Disordered Silicates in Space: a Study of Laboratory Spectra of "Amorphous" Silicates

TL;DR

This study provides detailed laboratory infrared spectra of various amorphous silicate glasses relevant to space, highlighting how composition and preparation affect spectral features and aiding in identifying astronomical silicates.

Contribution

It offers comprehensive spectral data and analysis of astrophysically relevant silicate glasses, emphasizing the importance of detailed chemical characterization for accurate dust modeling.

Findings

Spectral features vary with composition and preparation methods.

Synthetic spectra do not perfectly match laboratory or astronomical data.

Comparison helps identify potential astronomical silicate candidates.

Abstract

We present a laboratory study of silicate glasses of astrophysically relevant compositions including olivines, pyroxenes and melilites.

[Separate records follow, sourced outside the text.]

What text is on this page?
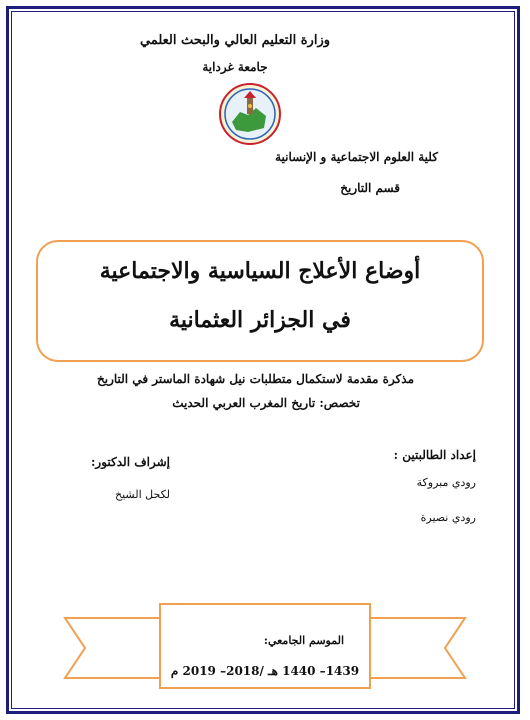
وزارة التعليم العالي والبحث العلمي
جامعة غرداية
كلية العلوم الاجتماعية و الإنسانية
قسم التاريخ
أوضاع الأعلاج السياسية والاجتماعية
في الجزائر العثمانية
مذكرة مقدمة لاستكمال متطلبات نيل شهادة الماستر في التاريخ
تخصص: تاريخ المغرب العربي الحديث
إعداد الطالبتين :
رودي مبروكة
رودي نصيرة
إشراف الدكتور:
لكحل الشيخ
الموسم الجامعي:
1439– 1440 هـ /2018– 2019 م
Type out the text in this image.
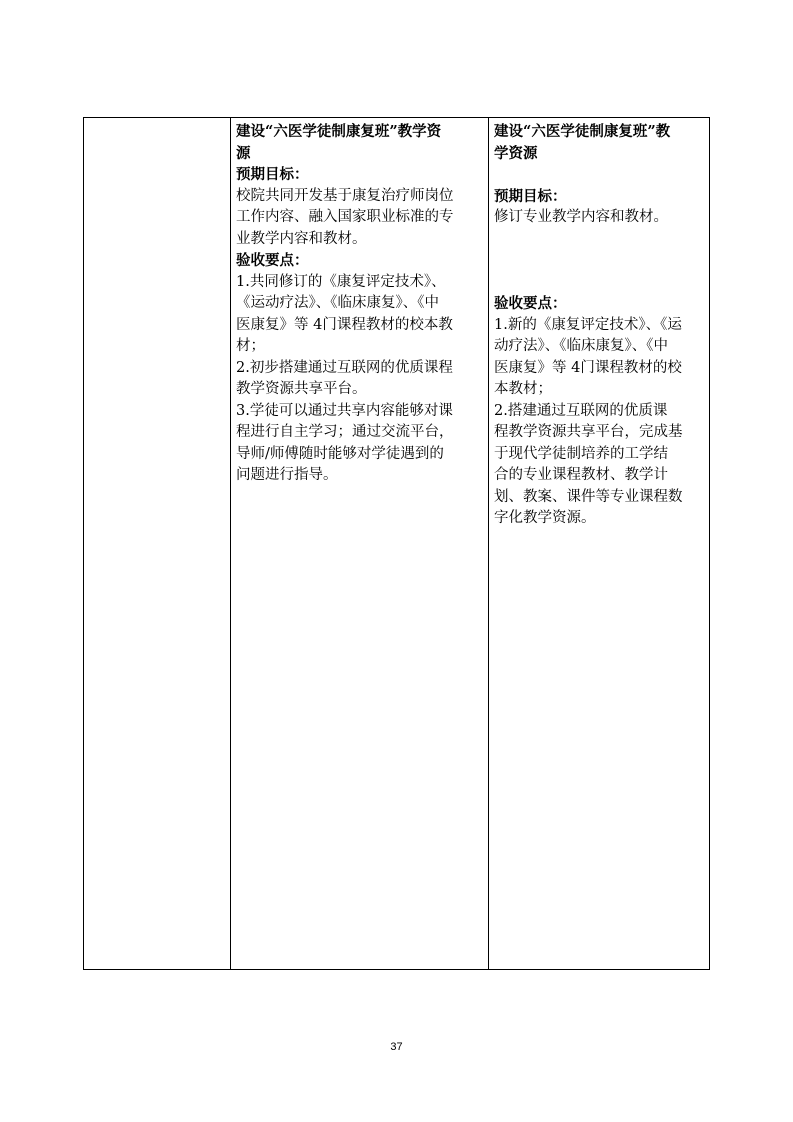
建设“六医学徒制康复班”教学资
源
预期目标：
校院共同开发基于康复治疗师岗位
工作内容、融入国家职业标准的专
业教学内容和教材。
验收要点：
1.共同修订的《康复评定技术》、
《运动疗法》、《临床康复》、《中
医康复》等 4门课程教材的校本教
材；
2.初步搭建通过互联网的优质课程
教学资源共享平台。
3.学徒可以通过共享内容能够对课
程进行自主学习；通过交流平台，
导师/师傅随时能够对学徒遇到的
问题进行指导。
建设“六医学徒制康复班”教
学资源
预期目标：
修订专业教学内容和教材。
验收要点：
1.新的《康复评定技术》、《运
动疗法》、《临床康复》、《中
医康复》等 4门课程教材的校
本教材；
2.搭建通过互联网的优质课
程教学资源共享平台，完成基
于现代学徒制培养的工学结
合的专业课程教材、教学计
划、教案、课件等专业课程数
字化教学资源。
37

With emphasis on the classic Si-O stretching feature near 10 microns, we compare infrared spectra of our new samples with laboratory spectra on ostensibly similar compositions, and also with synthetic silicate spectral data commonly used in dust modeling. Several different factors affect spectral features including sample chemistry (e.g., polymerization, Mg/Fe ratio, oxidation state and Al-content) and different sample preparation techniques lead to variations in porosity, density and water content. The convolution of chemical and physical effects makes it difficult to attribute changes in spectral parameters to any given variable. It is important that detailed chemical and structural characterization be provided along with laboratory spectra. In addition to composition and density, we measured the glass transition temperatures for the samples which place upper limits on the formation/processing temperatures of these solids in space. Popular synthetically-generated optical functions do not have spectral features that match any of our glass samples. However, the ~10 microns feature generated by the synthetic data rarely exactly matches the shape and peak position of astronomically observed silicate features. Our comparison with the synthetic spectra allows astronomers to determine likely candidates amongst our glass samples for matching astronomical observations.